Me desperté con un chillido, poseída por la sola idea de que Carmilla estaba siendo asesinada. Recuerdo que salté de la cama, y mi siguiente recuerdo es el de encontrarme en el pasillo, gritando en petición de auxilio.

Madame y Mademoiselle acudieron precipitadamente, saliendo, alarmadas, de sus habitaciones; en el pasillo había siempre una luz encendida, y, al verme, no tardaron en conocer la causa de mi terror.

Insistí en que llamáramos a la puerta de Carmilla. No recibimos ninguna respuesta. Aquello se convirtió pronto en un vendaval de aporreamientos y gritos.
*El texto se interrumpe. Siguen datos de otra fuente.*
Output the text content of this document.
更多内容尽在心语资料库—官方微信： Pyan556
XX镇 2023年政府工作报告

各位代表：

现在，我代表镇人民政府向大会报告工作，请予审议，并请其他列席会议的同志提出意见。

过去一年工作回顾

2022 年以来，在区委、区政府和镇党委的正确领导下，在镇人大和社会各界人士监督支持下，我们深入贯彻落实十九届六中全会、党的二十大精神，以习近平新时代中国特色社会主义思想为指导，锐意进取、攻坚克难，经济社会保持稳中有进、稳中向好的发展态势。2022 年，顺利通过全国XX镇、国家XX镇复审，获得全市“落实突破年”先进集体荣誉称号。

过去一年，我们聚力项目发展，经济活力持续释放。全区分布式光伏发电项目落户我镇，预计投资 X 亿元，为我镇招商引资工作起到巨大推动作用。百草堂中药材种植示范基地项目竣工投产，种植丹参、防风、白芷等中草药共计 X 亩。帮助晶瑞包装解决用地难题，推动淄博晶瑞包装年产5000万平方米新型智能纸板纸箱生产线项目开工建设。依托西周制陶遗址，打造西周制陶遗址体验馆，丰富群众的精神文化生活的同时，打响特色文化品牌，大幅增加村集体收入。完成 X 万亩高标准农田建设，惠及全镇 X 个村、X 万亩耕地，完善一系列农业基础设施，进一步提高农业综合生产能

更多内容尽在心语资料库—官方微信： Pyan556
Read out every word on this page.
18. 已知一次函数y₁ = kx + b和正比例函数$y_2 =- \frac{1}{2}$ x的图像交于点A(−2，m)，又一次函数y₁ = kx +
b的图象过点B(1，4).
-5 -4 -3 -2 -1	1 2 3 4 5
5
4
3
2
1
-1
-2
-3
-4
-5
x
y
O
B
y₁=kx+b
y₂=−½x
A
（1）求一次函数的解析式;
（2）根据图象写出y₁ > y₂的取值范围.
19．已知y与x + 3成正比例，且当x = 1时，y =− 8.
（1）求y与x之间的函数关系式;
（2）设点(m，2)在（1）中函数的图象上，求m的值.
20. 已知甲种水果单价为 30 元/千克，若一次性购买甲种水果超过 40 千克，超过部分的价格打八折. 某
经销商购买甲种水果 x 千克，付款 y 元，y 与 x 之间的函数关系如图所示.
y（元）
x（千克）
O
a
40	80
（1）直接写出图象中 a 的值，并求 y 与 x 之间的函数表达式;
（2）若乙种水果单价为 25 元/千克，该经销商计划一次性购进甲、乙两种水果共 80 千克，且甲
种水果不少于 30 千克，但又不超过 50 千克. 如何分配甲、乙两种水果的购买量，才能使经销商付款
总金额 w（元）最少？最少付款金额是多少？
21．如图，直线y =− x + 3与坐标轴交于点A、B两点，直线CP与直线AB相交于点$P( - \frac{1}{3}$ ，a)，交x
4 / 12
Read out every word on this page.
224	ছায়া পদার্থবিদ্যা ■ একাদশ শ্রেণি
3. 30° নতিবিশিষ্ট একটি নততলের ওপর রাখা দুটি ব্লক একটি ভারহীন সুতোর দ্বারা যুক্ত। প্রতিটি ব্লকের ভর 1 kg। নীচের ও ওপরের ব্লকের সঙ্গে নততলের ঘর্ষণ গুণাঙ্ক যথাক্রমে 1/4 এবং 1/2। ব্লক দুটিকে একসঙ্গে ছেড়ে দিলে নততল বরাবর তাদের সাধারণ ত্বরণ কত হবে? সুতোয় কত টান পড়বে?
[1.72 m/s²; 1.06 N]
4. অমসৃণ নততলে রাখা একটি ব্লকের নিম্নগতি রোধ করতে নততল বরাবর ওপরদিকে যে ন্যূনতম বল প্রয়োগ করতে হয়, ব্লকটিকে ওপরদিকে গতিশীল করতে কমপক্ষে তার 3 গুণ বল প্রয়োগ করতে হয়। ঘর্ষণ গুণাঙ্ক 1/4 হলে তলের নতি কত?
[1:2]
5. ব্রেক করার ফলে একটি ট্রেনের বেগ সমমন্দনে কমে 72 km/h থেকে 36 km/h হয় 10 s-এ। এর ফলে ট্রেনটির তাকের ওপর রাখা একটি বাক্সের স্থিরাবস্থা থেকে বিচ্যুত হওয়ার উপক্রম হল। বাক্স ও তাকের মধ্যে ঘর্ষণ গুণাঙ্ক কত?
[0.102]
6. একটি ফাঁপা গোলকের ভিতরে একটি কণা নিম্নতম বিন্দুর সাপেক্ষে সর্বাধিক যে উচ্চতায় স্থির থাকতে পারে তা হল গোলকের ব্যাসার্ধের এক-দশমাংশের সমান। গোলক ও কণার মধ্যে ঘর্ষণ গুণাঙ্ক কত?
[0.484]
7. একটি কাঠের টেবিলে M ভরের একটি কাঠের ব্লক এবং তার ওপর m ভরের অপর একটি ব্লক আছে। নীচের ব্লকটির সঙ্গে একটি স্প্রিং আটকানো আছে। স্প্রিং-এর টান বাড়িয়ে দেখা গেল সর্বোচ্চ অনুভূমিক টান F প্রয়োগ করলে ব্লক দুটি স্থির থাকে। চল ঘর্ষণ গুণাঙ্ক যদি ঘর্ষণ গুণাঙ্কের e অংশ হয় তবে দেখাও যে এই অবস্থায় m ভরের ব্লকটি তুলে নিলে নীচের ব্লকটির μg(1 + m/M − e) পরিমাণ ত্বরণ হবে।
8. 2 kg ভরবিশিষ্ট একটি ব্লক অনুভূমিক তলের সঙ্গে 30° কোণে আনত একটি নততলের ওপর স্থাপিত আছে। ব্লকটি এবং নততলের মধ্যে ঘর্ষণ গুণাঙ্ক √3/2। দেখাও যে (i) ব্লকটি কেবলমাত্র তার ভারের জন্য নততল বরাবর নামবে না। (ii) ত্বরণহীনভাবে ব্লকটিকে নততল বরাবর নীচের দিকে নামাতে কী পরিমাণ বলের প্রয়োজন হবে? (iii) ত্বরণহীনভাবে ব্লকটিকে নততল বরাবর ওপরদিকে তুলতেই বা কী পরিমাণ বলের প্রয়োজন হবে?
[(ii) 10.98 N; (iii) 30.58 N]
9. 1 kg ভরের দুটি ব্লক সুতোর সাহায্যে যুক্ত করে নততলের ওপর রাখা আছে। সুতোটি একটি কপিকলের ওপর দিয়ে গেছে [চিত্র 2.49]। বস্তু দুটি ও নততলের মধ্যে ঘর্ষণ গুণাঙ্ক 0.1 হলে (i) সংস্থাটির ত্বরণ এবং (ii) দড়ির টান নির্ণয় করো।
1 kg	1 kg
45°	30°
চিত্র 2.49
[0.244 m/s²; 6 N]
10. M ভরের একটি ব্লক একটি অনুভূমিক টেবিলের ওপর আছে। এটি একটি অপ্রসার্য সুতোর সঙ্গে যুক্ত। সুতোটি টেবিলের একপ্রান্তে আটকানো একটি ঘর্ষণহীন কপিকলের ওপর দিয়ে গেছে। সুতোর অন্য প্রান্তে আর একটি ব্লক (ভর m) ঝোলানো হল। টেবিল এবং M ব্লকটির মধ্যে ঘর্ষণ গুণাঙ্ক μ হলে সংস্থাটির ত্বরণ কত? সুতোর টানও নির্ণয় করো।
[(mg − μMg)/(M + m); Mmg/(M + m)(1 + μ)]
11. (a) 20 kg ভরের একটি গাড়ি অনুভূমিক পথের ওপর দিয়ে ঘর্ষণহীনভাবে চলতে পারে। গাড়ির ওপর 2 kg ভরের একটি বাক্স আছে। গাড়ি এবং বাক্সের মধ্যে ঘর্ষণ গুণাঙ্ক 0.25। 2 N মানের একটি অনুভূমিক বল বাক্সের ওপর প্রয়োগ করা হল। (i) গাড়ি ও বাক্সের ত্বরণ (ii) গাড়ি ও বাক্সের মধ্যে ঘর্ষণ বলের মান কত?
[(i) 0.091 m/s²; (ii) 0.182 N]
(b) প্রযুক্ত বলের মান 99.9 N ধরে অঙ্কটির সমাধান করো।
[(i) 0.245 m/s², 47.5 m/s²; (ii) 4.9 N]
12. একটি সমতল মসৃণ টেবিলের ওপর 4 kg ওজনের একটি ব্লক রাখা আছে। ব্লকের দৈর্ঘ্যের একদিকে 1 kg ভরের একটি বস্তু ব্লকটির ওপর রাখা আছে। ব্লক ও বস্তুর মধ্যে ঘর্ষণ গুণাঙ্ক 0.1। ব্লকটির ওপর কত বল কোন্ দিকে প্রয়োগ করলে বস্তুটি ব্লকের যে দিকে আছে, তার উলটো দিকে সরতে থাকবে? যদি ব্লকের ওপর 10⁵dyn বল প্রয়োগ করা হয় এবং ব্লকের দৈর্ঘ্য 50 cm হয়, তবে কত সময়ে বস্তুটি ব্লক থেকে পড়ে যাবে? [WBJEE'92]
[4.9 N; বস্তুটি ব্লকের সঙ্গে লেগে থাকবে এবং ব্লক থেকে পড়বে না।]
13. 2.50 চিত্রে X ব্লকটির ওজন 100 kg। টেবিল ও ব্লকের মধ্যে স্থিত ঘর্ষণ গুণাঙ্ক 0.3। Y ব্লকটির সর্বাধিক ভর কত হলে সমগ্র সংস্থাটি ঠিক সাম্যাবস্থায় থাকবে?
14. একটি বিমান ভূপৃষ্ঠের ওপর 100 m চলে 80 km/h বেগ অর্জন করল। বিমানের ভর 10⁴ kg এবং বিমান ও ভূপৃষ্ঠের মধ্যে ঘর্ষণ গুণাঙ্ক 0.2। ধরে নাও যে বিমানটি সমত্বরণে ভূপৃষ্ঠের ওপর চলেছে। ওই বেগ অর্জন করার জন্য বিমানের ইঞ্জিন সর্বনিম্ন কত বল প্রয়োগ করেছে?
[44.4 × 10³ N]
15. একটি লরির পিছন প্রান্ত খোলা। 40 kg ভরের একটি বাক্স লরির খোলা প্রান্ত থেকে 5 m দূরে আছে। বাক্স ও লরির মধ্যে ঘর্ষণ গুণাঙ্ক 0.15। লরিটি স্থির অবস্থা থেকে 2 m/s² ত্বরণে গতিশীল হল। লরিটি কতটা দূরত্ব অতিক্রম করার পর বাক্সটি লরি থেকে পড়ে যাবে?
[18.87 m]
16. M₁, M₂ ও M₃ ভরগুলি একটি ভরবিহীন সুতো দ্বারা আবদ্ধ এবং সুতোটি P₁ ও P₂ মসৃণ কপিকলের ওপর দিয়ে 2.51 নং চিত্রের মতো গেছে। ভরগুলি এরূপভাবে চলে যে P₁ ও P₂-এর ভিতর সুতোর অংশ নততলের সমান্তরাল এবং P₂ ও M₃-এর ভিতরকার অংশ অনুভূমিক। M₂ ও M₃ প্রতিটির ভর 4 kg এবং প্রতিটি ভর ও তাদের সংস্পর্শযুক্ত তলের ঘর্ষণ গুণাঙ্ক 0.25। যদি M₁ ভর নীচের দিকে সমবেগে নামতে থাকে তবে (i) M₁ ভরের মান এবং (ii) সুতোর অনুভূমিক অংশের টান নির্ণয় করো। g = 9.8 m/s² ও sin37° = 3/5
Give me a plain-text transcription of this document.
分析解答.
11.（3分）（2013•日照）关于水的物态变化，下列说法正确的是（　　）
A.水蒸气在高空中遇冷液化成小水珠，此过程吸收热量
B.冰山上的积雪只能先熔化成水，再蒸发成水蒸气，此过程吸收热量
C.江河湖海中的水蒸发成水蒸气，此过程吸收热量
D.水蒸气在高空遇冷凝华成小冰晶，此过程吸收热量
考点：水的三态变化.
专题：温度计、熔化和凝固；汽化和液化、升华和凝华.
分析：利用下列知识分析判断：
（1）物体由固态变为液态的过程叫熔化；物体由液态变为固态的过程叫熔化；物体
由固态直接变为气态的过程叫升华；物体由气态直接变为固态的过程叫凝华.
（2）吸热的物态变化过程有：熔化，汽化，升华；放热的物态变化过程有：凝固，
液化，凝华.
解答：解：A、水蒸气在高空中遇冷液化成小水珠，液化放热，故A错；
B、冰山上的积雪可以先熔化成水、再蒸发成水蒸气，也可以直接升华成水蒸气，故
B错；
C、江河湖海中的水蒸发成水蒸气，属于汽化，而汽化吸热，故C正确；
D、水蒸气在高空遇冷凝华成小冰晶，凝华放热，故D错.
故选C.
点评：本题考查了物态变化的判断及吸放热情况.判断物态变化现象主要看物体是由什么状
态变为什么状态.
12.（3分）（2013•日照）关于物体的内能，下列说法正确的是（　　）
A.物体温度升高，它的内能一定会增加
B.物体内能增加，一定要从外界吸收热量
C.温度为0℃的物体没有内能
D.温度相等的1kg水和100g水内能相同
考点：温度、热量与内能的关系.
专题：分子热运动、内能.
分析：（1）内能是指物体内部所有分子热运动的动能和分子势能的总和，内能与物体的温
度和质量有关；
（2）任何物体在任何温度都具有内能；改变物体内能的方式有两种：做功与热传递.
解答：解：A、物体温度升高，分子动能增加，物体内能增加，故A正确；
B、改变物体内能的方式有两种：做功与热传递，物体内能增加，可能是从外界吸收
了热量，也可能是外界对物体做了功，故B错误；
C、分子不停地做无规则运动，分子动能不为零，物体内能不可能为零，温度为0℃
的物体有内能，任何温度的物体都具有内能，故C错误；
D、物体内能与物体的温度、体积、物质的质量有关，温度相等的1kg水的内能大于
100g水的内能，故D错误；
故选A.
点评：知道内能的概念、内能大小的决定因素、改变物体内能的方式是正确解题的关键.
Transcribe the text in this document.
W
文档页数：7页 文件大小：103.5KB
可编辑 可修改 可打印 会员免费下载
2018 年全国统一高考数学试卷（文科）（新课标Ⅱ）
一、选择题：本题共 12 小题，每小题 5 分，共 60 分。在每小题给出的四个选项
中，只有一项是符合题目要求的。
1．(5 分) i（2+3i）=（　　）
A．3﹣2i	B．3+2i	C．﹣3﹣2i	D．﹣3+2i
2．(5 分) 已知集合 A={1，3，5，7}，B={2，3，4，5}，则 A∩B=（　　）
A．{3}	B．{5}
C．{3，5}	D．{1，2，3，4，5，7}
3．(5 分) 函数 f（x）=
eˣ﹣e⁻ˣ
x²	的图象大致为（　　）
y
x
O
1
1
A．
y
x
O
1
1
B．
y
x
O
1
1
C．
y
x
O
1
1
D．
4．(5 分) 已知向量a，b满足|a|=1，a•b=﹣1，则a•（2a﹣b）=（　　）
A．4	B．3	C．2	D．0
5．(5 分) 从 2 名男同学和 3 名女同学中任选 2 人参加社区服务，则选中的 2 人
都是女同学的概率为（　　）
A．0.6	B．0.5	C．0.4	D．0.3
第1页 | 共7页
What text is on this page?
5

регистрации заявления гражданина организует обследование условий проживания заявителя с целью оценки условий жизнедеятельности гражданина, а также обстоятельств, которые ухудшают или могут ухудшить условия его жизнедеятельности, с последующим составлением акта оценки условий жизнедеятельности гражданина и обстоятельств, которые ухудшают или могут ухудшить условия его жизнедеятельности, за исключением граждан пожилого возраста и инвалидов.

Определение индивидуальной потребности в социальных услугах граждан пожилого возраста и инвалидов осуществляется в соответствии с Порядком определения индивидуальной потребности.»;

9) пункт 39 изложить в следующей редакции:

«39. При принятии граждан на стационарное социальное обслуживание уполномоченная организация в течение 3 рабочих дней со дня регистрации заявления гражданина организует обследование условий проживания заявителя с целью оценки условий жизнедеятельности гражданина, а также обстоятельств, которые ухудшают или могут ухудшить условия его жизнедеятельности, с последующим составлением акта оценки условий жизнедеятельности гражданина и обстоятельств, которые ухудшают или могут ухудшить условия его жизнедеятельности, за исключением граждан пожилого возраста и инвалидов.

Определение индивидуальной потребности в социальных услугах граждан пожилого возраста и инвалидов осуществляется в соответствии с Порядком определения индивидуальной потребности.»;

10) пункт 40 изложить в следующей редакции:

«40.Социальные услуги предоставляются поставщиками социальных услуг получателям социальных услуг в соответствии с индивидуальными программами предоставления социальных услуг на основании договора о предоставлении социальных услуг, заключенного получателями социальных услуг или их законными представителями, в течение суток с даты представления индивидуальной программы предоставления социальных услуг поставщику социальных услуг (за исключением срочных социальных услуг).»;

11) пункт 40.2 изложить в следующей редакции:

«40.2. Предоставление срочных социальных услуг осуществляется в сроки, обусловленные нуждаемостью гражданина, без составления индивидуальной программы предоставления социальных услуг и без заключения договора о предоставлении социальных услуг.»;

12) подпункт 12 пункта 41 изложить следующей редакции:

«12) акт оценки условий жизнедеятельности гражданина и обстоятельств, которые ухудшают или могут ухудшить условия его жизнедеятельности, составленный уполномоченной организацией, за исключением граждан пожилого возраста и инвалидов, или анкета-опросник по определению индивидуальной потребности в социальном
Chillábamos su nombre, pero en vano.

Nos asustamos todas, porque la puerta estaba cerrada con llave. Regresamos, llenas de pánico, a mi habitación. Allí hicimos sonar la campana, larga y furiosamente. Si la habitación de mi padre hubiera estado en aquella parte de la casa, le hubiéramos llamado de inmediato en nuestra ayuda. Pero, ¡ay!, estaba totalmente fuera del alcance de nuestros gritos, y llegar a él implicaba una excursión para la que ninguna de nosotras tenía valor.

Algunos sirvientes, sin embargo, no tardaron en subir corriendo las escaleras; yo me había puesto entretanto la bata y las zapatillas, y mis compañeras estaban ya ataviadas del mismo modo. Al reconocer las voces de los sirvientes en el pasillo, salimos todas juntas; y, tras renovar infructuosamente nuestras llamadas a la puerta de Carmilla, ordené a los hombres que forzaran la puerta. Eso hicieron, y nosotras, que sosteníamos en alto nuestras lámparas en la entrada, miramos dentro de la habitación.

La llamamos por su nombre; pero seguía sin haber respuesta. Miramos por toda la habitación. Todo estaba en su lugar, en el mismo estado en que yo lo había dejado al darle las buenas noches. Pero Carmilla había desaparecido.